Get Help From Your Friends

It’s important to surround yourself with allies who are actively pursuing similar goals. Small business conferences and writing seminars are both great environments to cultivate your fighting spirit. You’ll need it for the road ahead – the name ‘small business’ already tells you what you can expect. It’s small and it will take time to grow. Seek out mentors that can help you gain a foothold in your niche. Don’t be afraid to ask questions and make mistakes as long as you keep trying. Successful friends and teachers are guide posts that light your way. You won’t be able to duplicate their success immediately and that’s OK. I know quitting your day job tomorrow to pursue a life of pure bliss writing reviews of Bonanza re-runs sounds great, but that’s a long ways off. You have to earn it first. Writing as a business is not and has never been a ‘get rich quick’ scheme. This is a multifaceted process that requires your full effort. Don’t forget that you have friends that can help you on your journey.

Master Many Skills

Recognize that as a jack or jane-of-all-trades, your business is never just writing.
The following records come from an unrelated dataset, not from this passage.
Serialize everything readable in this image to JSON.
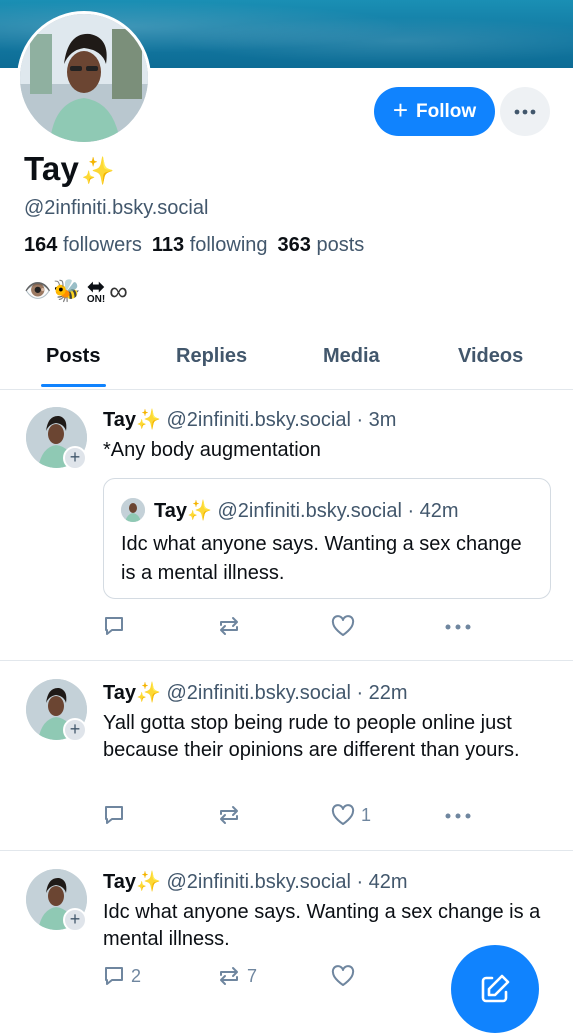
{
  "profile": {
    "display_name": "Tay",
    "name_emoji": "✨",
    "handle": "@2infiniti.bsky.social",
    "followers_count": "164",
    "followers_label": "followers",
    "following_count": "113",
    "following_label": "following",
    "posts_count": "363",
    "posts_label": "posts",
    "bio": {
      "eye": "👁️",
      "bee": "🐝",
      "arrows": "⬌",
      "on": "ON!",
      "infinity": "∞"
    }
  },
  "actions": {
    "follow_label": "Follow",
    "follow_icon": "+",
    "more_icon": "more-icon"
  },
  "tabs": [
    {
      "label": "Posts"
    },
    {
      "label": "Replies"
    },
    {
      "label": "Media"
    },
    {
      "label": "Videos"
    }
  ],
  "posts": [
    {
      "author": "Tay",
      "emoji": "✨",
      "handle": "@2infiniti.bsky.social",
      "time": "· 3m",
      "text": "*Any body augmentation",
      "quote": {
        "author": "Tay",
        "emoji": "✨",
        "handle": "@2infiniti.bsky.social",
        "time": "· 42m",
        "text": "Idc what anyone says. Wanting a sex change is a mental illness."
      },
      "replies": "",
      "reposts": "",
      "likes": ""
    },
    {
      "author": "Tay",
      "emoji": "✨",
      "handle": "@2infiniti.bsky.social",
      "time": "· 22m",
      "text": "Yall gotta stop being rude to people online just because their opinions are different than yours.",
      "replies": "",
      "reposts": "",
      "likes": "1"
    },
    {
      "author": "Tay",
      "emoji": "✨",
      "handle": "@2infiniti.bsky.social",
      "time": "· 42m",
      "text": "Idc what anyone says. Wanting a sex change is a mental illness.",
      "replies": "2",
      "reposts": "7",
      "likes": ""
    }
  ],
  "colors": {
    "accent": "#1083fe",
    "muted_text": "#42576c",
    "icon": "#6f869f",
    "divider": "#e2e7ec"
  }
}
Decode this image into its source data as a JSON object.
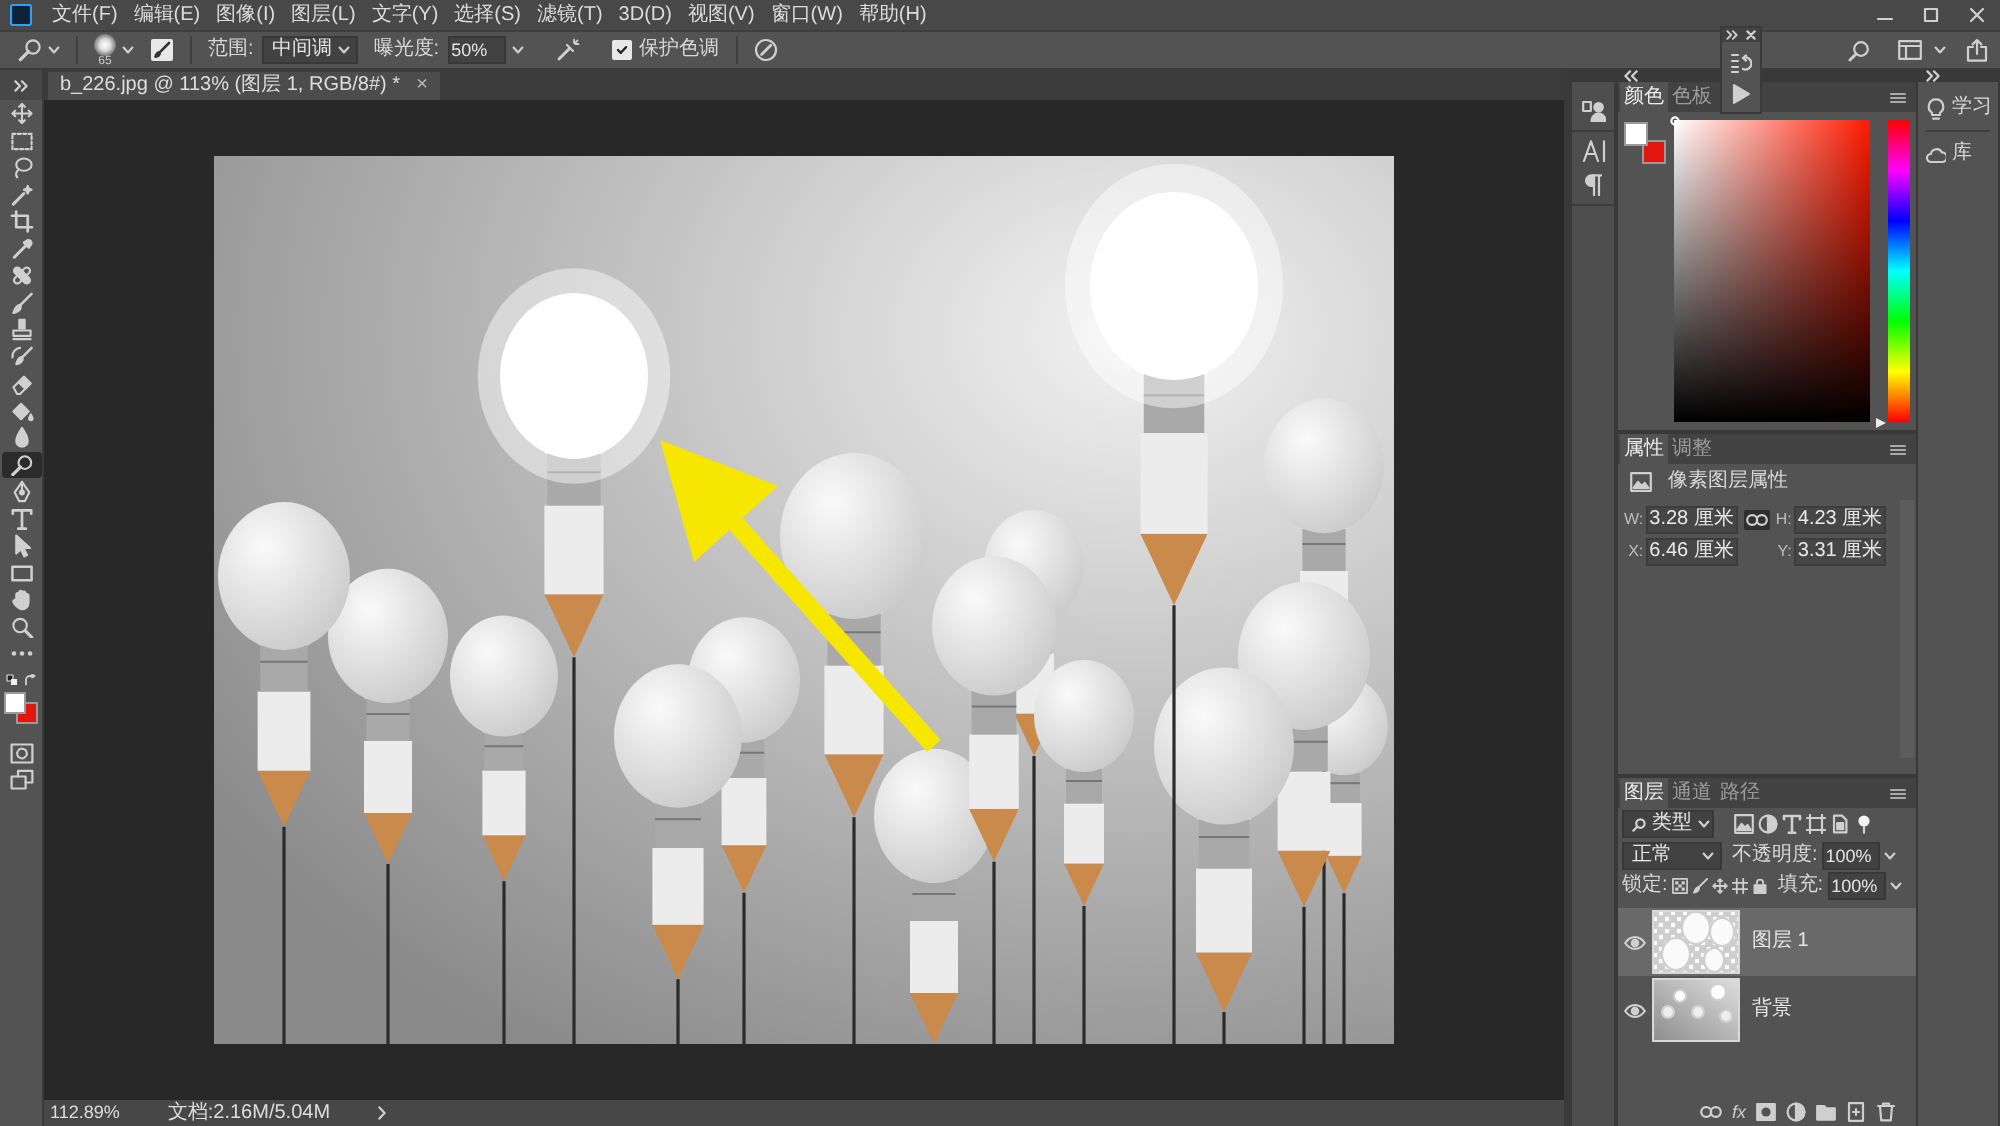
{
  "menu_bar": {
    "items": [
      "文件(F)",
      "编辑(E)",
      "图像(I)",
      "图层(L)",
      "文字(Y)",
      "选择(S)",
      "滤镜(T)",
      "3D(D)",
      "视图(V)",
      "窗口(W)",
      "帮助(H)"
    ]
  },
  "options_bar": {
    "brush_size": "65",
    "range": {
      "label": "范围:",
      "value": "中间调"
    },
    "exposure": {
      "label": "曝光度:",
      "value": "50%"
    },
    "protect_tones": {
      "label": "保护色调",
      "checked": true
    }
  },
  "document_tab": {
    "title": "b_226.jpg @ 113% (图层 1, RGB/8#) *",
    "close": "×"
  },
  "toolbar": {
    "tools": [
      {
        "kind": "move",
        "selected": false
      },
      {
        "kind": "marquee",
        "selected": false
      },
      {
        "kind": "lasso",
        "selected": false
      },
      {
        "kind": "wand",
        "selected": false
      },
      {
        "kind": "crop",
        "selected": false
      },
      {
        "kind": "eyedropper",
        "selected": false
      },
      {
        "kind": "healing",
        "selected": false
      },
      {
        "kind": "brush",
        "selected": false
      },
      {
        "kind": "stamp",
        "selected": false
      },
      {
        "kind": "history",
        "selected": false
      },
      {
        "kind": "eraser",
        "selected": false
      },
      {
        "kind": "bucket",
        "selected": false
      },
      {
        "kind": "blur",
        "selected": false
      },
      {
        "kind": "dodge",
        "selected": true
      },
      {
        "kind": "pen",
        "selected": false
      },
      {
        "kind": "type",
        "selected": false
      },
      {
        "kind": "path",
        "selected": false
      },
      {
        "kind": "shape",
        "selected": false
      },
      {
        "kind": "hand",
        "selected": false
      },
      {
        "kind": "zoom",
        "selected": false
      },
      {
        "kind": "more",
        "selected": false
      }
    ],
    "swatches": [
      {
        "kind": "foreground",
        "color": "#ffffff"
      },
      {
        "kind": "background",
        "color": "#e3150f"
      }
    ]
  },
  "status_bar": {
    "zoom": "112.89%",
    "document_size": "文档:2.16M/5.04M"
  },
  "color_panel": {
    "tabs": [
      {
        "label": "颜色",
        "selected": true
      },
      {
        "label": "色板",
        "selected": false
      }
    ],
    "swatches": [
      {
        "kind": "foreground",
        "color": "#ffffff"
      },
      {
        "kind": "background",
        "color": "#e3150f"
      }
    ],
    "hue_slider": {
      "level": 0
    }
  },
  "properties_panel": {
    "tabs": [
      {
        "label": "属性",
        "selected": true
      },
      {
        "label": "调整",
        "selected": false
      }
    ],
    "heading": "像素图层属性",
    "size_linked": true,
    "fields": [
      {
        "label": "W:",
        "value": "3.28 厘米"
      },
      {
        "label": "H:",
        "value": "4.23 厘米"
      },
      {
        "label": "X:",
        "value": "6.46 厘米"
      },
      {
        "label": "Y:",
        "value": "3.31 厘米"
      }
    ]
  },
  "layers_panel": {
    "tabs": [
      {
        "label": "图层",
        "selected": true
      },
      {
        "label": "通道",
        "selected": false
      },
      {
        "label": "路径",
        "selected": false
      }
    ],
    "filter": "类型",
    "blend_mode": "正常",
    "opacity": {
      "label": "不透明度:",
      "value": "100%"
    },
    "lock_label": "锁定:",
    "fill": {
      "label": "填充:",
      "value": "100%"
    },
    "layers": [
      {
        "name": "图层 1",
        "kind": "pixel",
        "visible": true,
        "selected": true
      },
      {
        "name": "背景",
        "kind": "photo",
        "visible": true,
        "selected": false
      }
    ],
    "effects_button": "fx"
  },
  "side_panels": [
    {
      "label": "学习",
      "kind": "learn"
    },
    {
      "label": "库",
      "kind": "libraries"
    }
  ]
}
You’re responsible for writing, sure, but you’re also responsible for promoting yourself and managing the small yet important financial details. You have to factor in the accounting side of running a small business or working as a 1099 freelancer. Navigating tax laws as a small business owner can be tricky, especially when taking into consideration tax credits and deductions. Small businesses often have narrow margins and you must take care to save money at every opportunity possible. Along the way perhaps you’ll also design your own logo or even design your office space. Having friends to help is good but you must also develop your own skills.

Believe In Yourself First

I think it all begins with a fundamental mindset shift from freelancer to business owner. Viewing yourself as a freelancer only can feel too much like being an employee or a tumbleweed that rolls from town to town in search of work. Instead, think of and treat yourself as a sole proprietor that sells quality goods (your words) and services (your expertise) to customers, no matter how big or small. It’s all part of how you market your work and it begins with empowering yourself. You’re the baddest in the west and you can accomplish anything you set your mind to.
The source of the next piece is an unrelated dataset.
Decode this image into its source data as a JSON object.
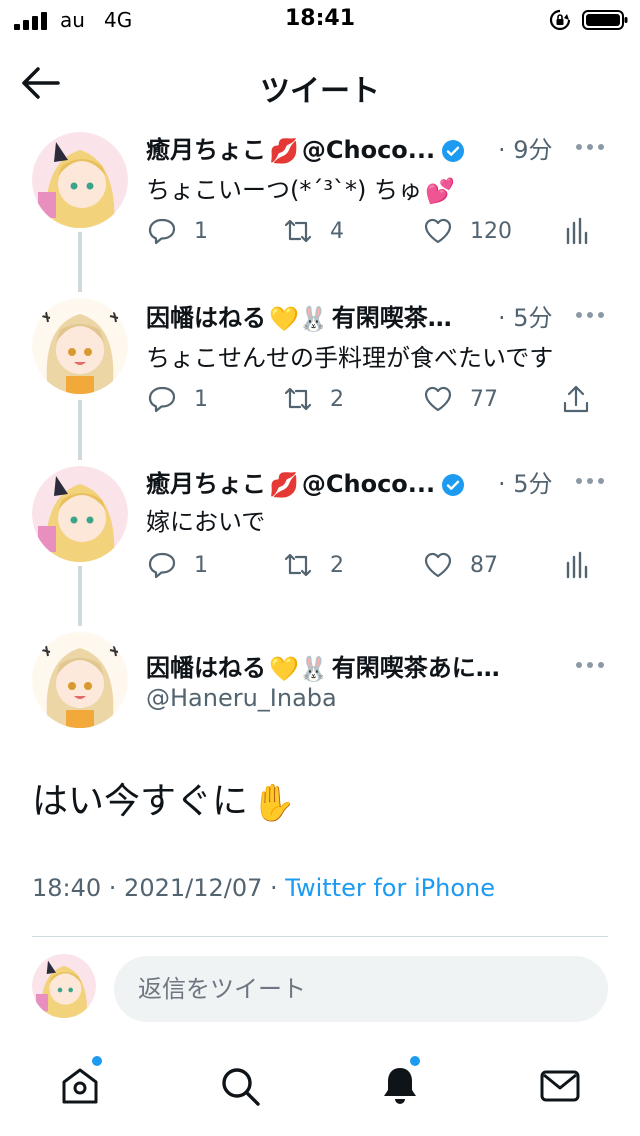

You’re not the drifting gunfighter that roams from saloon to saloon in search of work. Give yourself more credit, because in many ways you’re the saloon itself. Gunfighters, wranglers, and farmers from all across the state come to your establishment in search of opportunities and a good drink. You’re a jack or jane-of-all-trades: tough, skilled, and with friends to boot. Seize your writing career today by treating it like the business it’s always been.